Each experiment directory contains: - run_*.py — simulation script producing result JSONs - generate_latex.py — reads results, emits _autogen.tex macros consumed by the paper - generate_figure.py — reads results, produces PNG/PDF figures - results/ — output artifacts (JSON, figures, autogen LaTeX)


Testing

# Full test suite
python -m pytest tests/ -v

# Skip slow tests
python -m pytest tests/ -v -m "not slow"

# With coverage
python -m pytest tests/ --cov=pareto_bandit --cov-report=term-missing

# Experiment regression tests
python -m pytest experiments/tests/ -v

Project Structure

paretobandit/
├── src/pareto_bandit/       # Core Python package
├── experiments/             # Paper experiment suite
│   ├── reproduce.py         # Master orchestrator
│   ├── 01_–_04_*/           # Main experiments (§4)
│   ├── appendix/            # Appendix experiments
│   ├── utils/               # Shared simulation and LaTeX utilities
│   └── tests/               # Experiment regression tests
├── tests/                   # Unit and integration tests (135+)
├── paper/                   # LaTeX source for the MLSys paper
├── data_collection/         # Raw reward data and PCA training scripts
├── docs/                    # API reference
├── pyproject.toml           # Build config (Hatch), dependencies, tool settings
├── CONTRIBUTING.md          # Development guide
└── CHANGELOG.md             # Version history

Requirements

  • Python ≥ 3.10
  • Core: numpy, joblib, scikit-learn, tqdm
  • Embeddings (optional): torch, sentence-transformers, transformers
  • Experiments: matplotlib, scipy, python-dotenv

Full dependency specifications are in pyproject.toml.

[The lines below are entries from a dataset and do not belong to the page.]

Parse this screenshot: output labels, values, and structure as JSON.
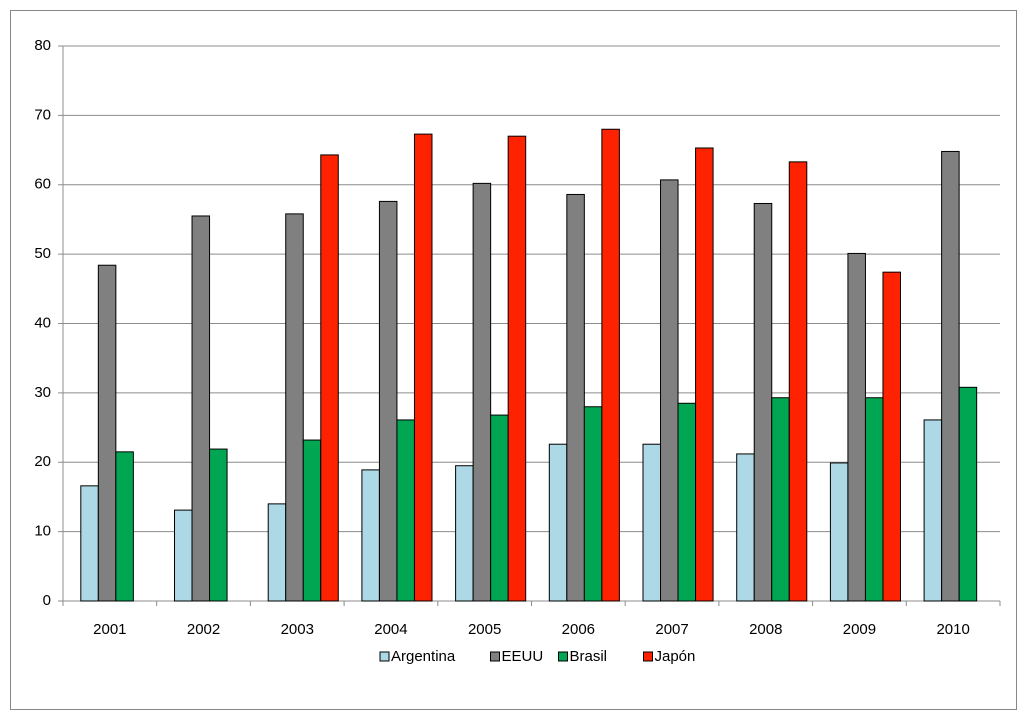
{
  "chart_data": {
    "type": "bar",
    "categories": [
      "2001",
      "2002",
      "2003",
      "2004",
      "2005",
      "2006",
      "2007",
      "2008",
      "2009",
      "2010"
    ],
    "series": [
      {
        "name": "Argentina",
        "color": "#add8e6",
        "values": [
          16.6,
          13.1,
          14.0,
          18.9,
          19.5,
          22.6,
          22.6,
          21.2,
          19.9,
          26.1
        ]
      },
      {
        "name": "EEUU",
        "color": "#808080",
        "values": [
          48.4,
          55.5,
          55.8,
          57.6,
          60.2,
          58.6,
          60.7,
          57.3,
          50.1,
          64.8
        ]
      },
      {
        "name": "Brasil",
        "color": "#00a651",
        "values": [
          21.5,
          21.9,
          23.2,
          26.1,
          26.8,
          28.0,
          28.5,
          29.3,
          29.3,
          30.8
        ]
      },
      {
        "name": "Japón",
        "color": "#ff2200",
        "values": [
          null,
          null,
          64.3,
          67.3,
          67.0,
          68.0,
          65.3,
          63.3,
          47.4,
          null
        ]
      }
    ],
    "ylim": [
      0,
      80
    ],
    "yticks": [
      0,
      10,
      20,
      30,
      40,
      50,
      60,
      70,
      80
    ],
    "grid": true,
    "legend": "bottom"
  }
}
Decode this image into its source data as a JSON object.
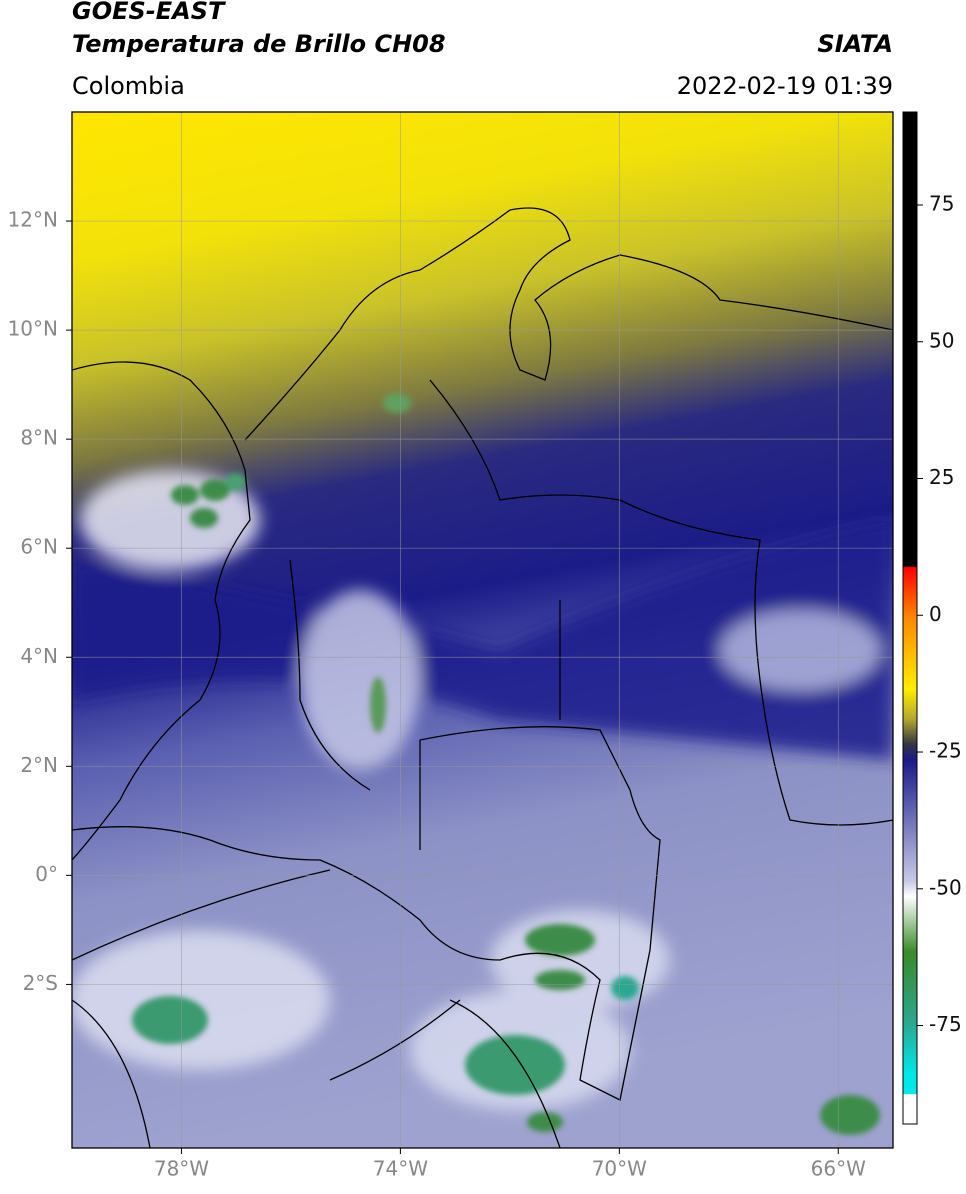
{
  "header": {
    "title": "GOES-EAST",
    "subtitle": "Temperatura de Brillo CH08",
    "region": "Colombia",
    "source": "SIATA",
    "timestamp": "2022-02-19 01:39"
  },
  "map": {
    "xlim": [
      -80,
      -65
    ],
    "ylim": [
      -5,
      14
    ],
    "xticks": [
      {
        "value": -78,
        "label": "78°W"
      },
      {
        "value": -74,
        "label": "74°W"
      },
      {
        "value": -70,
        "label": "70°W"
      },
      {
        "value": -66,
        "label": "66°W"
      }
    ],
    "yticks": [
      {
        "value": 12,
        "label": "12°N"
      },
      {
        "value": 10,
        "label": "10°N"
      },
      {
        "value": 8,
        "label": "8°N"
      },
      {
        "value": 6,
        "label": "6°N"
      },
      {
        "value": 4,
        "label": "4°N"
      },
      {
        "value": 2,
        "label": "2°N"
      },
      {
        "value": 0,
        "label": "0°"
      },
      {
        "value": -2,
        "label": "2°S"
      }
    ]
  },
  "colorbar": {
    "lim": [
      -93,
      92
    ],
    "ticks": [
      75,
      50,
      25,
      0,
      -25,
      -50,
      -75
    ]
  }
}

A pinned lockfile for exact reproduction of paper results is available in requirements-lock.txt.


Citing ParetoBandit

If you use ParetoBandit in your research or product, please cite:

@software{taberner-miller2026paretobandit,
  author       = {Taberner-Miller, Annette},
  title        = {{ParetoBandit}: Budget-Paced Adaptive Routing for Non-Stationary {LLM} Serving},
  year         = {2026},
  url          = {https://github.com/ParetoBandit/ParetoBandit},
}

Contributing

Contributions are welcome! Please see CONTRIBUTING.md for development setup, coding standards, and the pull request workflow. By participating you agree to abide by the Code of Conduct.


License

This project is licensed under the Apache License 2.0. See LICENSE for details.